While the last two years have been difficult for everybody, young people have faced particular challenges. They have seen crucial years at school disrupted, with uncertainty over exam results leading to questions over progression to university.
While face-to-face learning is now again the primary mode of teaching within Russell Group universities, Covid rules also meant significant changes to the learning environment within higher education supported by substantial investment in new technologies to protect teaching quality.
Under these unique circumstances, students across the UK have shown extraordinary resilience, producing high quality work and – with the support of their institutions – continuing to progress in their courses.
Asking for help
Celebrating the achievements of students does not mean ignoring the fact that for many the pandemic had a significant cost. In August, mental health leads from across the Russell Group got together to talk about how we can continue improving the level of mental health assistance we are able to provide for students and staff.
One thing that came through clearly were reports from colleagues of higher pressure on services with significant increases in the number of students seeking support compared to pre-pandemic.
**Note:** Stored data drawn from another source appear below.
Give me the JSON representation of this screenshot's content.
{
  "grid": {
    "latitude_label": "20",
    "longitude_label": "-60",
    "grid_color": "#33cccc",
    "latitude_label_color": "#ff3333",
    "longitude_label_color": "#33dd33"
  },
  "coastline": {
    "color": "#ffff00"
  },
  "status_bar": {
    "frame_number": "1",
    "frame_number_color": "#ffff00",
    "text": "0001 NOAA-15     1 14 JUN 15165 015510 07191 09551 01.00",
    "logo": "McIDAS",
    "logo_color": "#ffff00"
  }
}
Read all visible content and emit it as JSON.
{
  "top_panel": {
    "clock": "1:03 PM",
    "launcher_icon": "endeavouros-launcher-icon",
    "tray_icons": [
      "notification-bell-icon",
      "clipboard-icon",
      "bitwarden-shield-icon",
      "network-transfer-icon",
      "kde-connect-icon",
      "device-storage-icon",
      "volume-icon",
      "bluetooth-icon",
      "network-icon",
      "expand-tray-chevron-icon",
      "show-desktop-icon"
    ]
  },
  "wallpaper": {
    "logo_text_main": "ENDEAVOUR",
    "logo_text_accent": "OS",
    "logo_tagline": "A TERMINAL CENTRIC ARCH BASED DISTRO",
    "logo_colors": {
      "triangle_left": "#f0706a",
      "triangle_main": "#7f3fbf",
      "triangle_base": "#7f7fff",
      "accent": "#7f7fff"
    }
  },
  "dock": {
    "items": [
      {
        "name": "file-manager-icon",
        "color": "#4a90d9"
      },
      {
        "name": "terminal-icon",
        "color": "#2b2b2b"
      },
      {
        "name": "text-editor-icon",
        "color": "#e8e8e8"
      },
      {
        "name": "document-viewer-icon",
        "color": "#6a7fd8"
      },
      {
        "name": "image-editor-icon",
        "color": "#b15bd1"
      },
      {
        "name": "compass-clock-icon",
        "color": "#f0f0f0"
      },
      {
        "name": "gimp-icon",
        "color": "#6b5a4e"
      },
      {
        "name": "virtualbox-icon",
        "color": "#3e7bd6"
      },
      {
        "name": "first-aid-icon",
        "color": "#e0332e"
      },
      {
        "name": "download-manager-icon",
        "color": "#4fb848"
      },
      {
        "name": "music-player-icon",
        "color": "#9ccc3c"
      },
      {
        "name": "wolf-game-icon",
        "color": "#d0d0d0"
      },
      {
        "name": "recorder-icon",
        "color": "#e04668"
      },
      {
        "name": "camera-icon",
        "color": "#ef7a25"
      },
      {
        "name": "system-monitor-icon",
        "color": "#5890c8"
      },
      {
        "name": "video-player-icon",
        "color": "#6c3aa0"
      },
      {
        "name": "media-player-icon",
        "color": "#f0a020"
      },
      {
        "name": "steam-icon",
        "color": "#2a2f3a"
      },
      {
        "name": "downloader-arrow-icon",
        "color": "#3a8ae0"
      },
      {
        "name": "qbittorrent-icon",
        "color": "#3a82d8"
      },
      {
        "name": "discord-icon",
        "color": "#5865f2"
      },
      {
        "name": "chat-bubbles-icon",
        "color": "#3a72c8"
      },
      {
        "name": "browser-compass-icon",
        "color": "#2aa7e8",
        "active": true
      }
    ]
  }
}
We should be clear that the fact young people feel able to ask for help if they need it is a positive. Our universities have worked hard to tackle prior stigmas around mental ill health and encourage use of counselling provision and other support services that are available on campuses. We also know this increased demand is in many respects a continuation of longstanding trends.
Obviously, however, it raises questions over how we can best meet student needs and do everything we can to ensure individuals who need help don’t slip through the cracks.
Work smarter and harder
First and foremost, this is about resources and every Russell Group university is increasing investment in student support and mental health services. This means not only upping spending on traditional counselling services, but also on innovative new approaches that help students take steps to protect their mental health proactively.
UCL has developed “PsychUP for Wellbeing”, an initiative that utilises the research expertise at the university to promote good mental health and wellbeing to maximise student potential. PsychUP is co-developed with students and staff and works in partnership with local NHS services to complement specialist provision.
Access all areas
Spending on services is also no good if students cannot access them. Members have continued to work on access over the years, and a number have reported their pandemic response led to lasting improvements in the accessibility of support services. Many of our universities invested heavily in new digital infrastructure to deliver mental health and wellbeing services to students online.
Anecdotal reports suggest institutions have seen more male students and those from African/Caribbean backgrounds engaging with mental health services during the pandemic through online webinars and one to one counselling, where typically these groups have previously been harder to engage.
Online delivery has remained in place alongside established in-person provision to ensure services are accessible for a larger number of students, who can get help in the way that works best for them. This is a continuation of work many universities have done previously to ensure disabled students with access needs can receive help.
Know your limits
What resource strain also brings into sharp focus are difficult questions on what kind of services we are able to deliver. The importance of recognising the limits of university mental health resources is something we also heard repeatedly from roundtable participants.
Universities work extensively with local NHS services. They cannot replace them and spreading resources too thinly in an attempt to do so is problematic. Working alone, universities cannot mitigate challenges like long waiting times for CAMHS which mean an increasing number of young people arrive at university with an unmet medical need or without a formal diagnosis that would help guide support.
Joint working with the NHS is not a solution to the profound resource problems facing mental health services in many parts of the country. Far from it. But building on best practice is necessary to ensure we are doing all we can to provide students with appropriate support at the time they need it.
The University of Liverpool used an OfS Challenger fund award to create a system between the local clinical commissioning group (CCG) and the university to bridge support between NHS and university services. This kind of joined-up approach will make it easier to support those students at university who are also receiving care from the NHS.
Inclusion of university mental health practitioners on local NHS committees and boards, such as the new Integrated Care Boards, is another way we can support close working.
We are now also seeing examples of joint working where treatment pathways have been set up which allow students who were receiving specialist NHS treatment but no longer need it to be linked back into university services to ensure continuity of support.
One goal, in focus
Getting the relationship between universities and the NHS right is one of the most important things we can do right now to ensure that the needs of vulnerable young people are met. This is a force multiplier for other crucial work to boost university services.
The increased focus from government on student mental health is right. As a sector we’ve seen too many tragic cases. Everyone working within university mental health teams has the same goal – ensuring every student and member of staff receives the support they need to reach their potential and thrive. Our universities will continue to work to reduce the chances of people falling through the gaps.
One response to “How can we continue to improve university mental health support?”
Whilst it is great to see continued investment in student support. The approach is too narrow and the lens remains fixed on MH and counselling services. Universities to need to do more to get downstream of the problems. How are universities policies contributing to stressors in student life, are access points for support seamless, do policies actively support or are they barriers to reaching out?
Prevention needs to start at the beginning of student journey.